This is why, BTW, I'm so dismayed Elon Must fired 85% of Twitter. Now many of their critical services have teams of zero or one developer. Those are basically dead services walking.



> Precisely. But this is how it should be. The service is a part of the team, but automating the "mundane things" that people can delegate to machines, instead of doing them manually themselves.

The organization is often not reflective of what’s actually being achieved. Instead of Catalog, Offer, Order and Shipment you have Alice’s org, Bob’s org and Charlie’s org. If you encode the interfaces between these (impermanent) group boundaries rather than the conceptual boundaries you enter a world of pain.

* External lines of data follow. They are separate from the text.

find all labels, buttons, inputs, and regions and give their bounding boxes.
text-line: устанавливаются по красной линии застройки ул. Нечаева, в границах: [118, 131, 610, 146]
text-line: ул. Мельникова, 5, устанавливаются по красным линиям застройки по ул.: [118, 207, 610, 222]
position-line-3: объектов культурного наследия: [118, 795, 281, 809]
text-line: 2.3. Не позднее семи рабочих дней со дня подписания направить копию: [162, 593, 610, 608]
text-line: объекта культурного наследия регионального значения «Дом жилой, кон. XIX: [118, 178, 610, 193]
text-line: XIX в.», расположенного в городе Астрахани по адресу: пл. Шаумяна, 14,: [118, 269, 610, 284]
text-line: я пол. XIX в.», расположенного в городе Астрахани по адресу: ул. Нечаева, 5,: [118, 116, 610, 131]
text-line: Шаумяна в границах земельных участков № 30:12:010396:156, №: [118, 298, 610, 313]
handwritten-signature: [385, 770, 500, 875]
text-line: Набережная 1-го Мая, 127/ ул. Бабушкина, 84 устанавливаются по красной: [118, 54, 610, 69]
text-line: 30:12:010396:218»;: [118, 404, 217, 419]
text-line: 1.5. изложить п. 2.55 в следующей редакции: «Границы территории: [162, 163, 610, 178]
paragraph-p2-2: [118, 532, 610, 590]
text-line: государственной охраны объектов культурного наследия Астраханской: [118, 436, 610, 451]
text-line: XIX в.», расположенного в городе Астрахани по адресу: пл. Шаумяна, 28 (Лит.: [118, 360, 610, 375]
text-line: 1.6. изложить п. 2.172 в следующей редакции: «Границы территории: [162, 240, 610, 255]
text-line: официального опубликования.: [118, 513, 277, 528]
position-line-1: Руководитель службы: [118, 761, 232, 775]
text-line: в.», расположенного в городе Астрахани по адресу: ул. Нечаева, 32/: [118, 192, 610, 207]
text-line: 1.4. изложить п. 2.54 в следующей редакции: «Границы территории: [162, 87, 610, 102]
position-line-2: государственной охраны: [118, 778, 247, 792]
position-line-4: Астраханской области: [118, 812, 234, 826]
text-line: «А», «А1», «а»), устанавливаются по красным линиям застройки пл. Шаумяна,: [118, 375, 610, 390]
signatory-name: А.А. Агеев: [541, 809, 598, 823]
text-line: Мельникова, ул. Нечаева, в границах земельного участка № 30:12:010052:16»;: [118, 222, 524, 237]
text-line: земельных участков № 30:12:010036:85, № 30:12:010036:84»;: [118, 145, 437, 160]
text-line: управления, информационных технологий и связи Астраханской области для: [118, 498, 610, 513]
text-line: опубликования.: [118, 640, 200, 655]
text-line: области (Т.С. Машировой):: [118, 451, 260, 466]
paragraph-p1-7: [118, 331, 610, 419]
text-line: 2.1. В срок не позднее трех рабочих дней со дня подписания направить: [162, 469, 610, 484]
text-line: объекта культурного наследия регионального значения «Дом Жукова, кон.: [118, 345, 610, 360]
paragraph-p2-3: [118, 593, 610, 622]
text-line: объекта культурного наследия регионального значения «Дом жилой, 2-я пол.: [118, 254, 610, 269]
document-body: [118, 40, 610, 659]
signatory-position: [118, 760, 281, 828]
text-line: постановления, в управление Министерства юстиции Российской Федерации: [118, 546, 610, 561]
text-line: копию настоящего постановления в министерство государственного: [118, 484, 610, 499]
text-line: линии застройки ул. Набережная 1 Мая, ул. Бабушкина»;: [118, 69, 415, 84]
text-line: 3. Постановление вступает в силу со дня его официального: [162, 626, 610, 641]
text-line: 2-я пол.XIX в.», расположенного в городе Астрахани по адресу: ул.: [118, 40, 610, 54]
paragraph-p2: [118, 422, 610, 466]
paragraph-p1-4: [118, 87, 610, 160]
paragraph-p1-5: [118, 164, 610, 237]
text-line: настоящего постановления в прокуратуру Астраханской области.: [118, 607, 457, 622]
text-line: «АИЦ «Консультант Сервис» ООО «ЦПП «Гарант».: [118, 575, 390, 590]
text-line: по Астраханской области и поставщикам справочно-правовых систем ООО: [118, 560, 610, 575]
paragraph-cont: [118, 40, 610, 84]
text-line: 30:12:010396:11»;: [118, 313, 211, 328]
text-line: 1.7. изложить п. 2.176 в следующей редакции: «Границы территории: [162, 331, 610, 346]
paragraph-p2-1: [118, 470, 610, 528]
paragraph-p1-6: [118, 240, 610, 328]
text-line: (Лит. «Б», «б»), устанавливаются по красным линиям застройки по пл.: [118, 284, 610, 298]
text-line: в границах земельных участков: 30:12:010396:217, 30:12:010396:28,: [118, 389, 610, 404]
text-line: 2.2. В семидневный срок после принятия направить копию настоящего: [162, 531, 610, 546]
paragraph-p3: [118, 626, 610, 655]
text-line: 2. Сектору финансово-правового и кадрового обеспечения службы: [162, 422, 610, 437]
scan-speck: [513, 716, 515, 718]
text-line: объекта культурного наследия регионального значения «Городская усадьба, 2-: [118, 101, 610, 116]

Charlie might own Order and Shipment because Charlie is the warehouse exec and 20 years ago, when only physical items were sold, all of the order-processing computers were located in a cage in the warehouse. Fast forward to today and the cage is gone, and the order processing system handles digital items and services in addition to physical goods. But good old Charlie still owns the Order and Shipment system because they were baked together 20 years ago.


This is true, but I think things like DDD provide an antidote (or at least, some pressure to organize along different dimensions).

If you are explicitly talking about business domains and bounded contexts, then you can see areas where the Alice/Bob split is not optimal (typically, lots of team coupling across org boundaries). Without those concepts I think it is easier to justify arbitrary political/territorial org structures.

There is no panacea; one can always provide contorted justifications for things. But I think having a framework really helps, and particularly, having one that includes business stakeholders and not just pure technical functions.